Bugüne kadar hayvan haklarının korunması adına ünlülerin destek verdiği sayısız kampanya düzenlendi. Pek çoğu, barınaklardaki hayvan kafeslerinin ardına geçip poz veren ünlülerin 'eğlencesi' olmaktan ve magazin sayfalarının görsel eksiğini tamamlamaktan öteye gidemedi. Ama sonuncusu, son derece etkileyiciydi. Bakalım etkili olduğu kadar, 'etkileyici' de olacak mı?
'Kürkünü çıkar, vicdanını giy"'sloganıyla tanıtılan yeni kampanya filminde birbiri ardına kamera karşısına geçen ünlüler, kürkleri için avlanan hayvanlara nasıl eziyet edildiğini 'tüm çıplaklığıyla' anlatıyorlar.
Iskalayanlar için o filmde anlatılanları bir kez de burada tekrarlayayım:
Kürk ve deri aksesuvarları için sadece yabani hayvanlar değil, artık sokaklardan toplanan kedi ve köpekler de kullanılmaya başlandı.
Su samurları, kürklerinin parlaklığı bozulmasın diye kafalarına sopayla defalarca vurularak öldürülüyor.

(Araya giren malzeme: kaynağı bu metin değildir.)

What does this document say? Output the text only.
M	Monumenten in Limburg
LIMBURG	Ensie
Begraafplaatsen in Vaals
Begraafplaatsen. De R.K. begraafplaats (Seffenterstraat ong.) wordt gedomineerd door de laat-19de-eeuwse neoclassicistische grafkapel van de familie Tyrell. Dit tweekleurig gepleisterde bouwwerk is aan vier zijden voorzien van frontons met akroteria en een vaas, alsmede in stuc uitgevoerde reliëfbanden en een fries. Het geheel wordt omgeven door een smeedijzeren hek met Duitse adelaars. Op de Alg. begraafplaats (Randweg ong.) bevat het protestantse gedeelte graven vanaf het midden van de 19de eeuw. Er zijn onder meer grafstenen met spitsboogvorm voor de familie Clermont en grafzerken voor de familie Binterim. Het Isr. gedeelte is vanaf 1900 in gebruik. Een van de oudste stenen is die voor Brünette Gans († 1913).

Pek çok hayvan, kürkleri canlılığını korusun diye öldürülmeden önce günlerce soğukta bekletiliyor.
Yine kürkü için yakalanan hayvanlar, kürkleri dışkıları ile pislenmesin diye öldürülmeden önce aç ve susuz bırakılıyor.
Ve yine 'kürk kalitesinin korunması' amacıyla(!) hayvanların derileri canlı canlı yüzülüyor...
'O zaman dana eti de yemesin kimse... Onlar da öldürülmüyor mu?' diyerek, kürk mantolarının içinde salına salına gezen magazin güllerine soruyorum: Yukarıda sıraladığım beş maddenin ardından sırtınızdaki kürkü çıkarıp vicdanınızı kuşanabildiniz mi bari?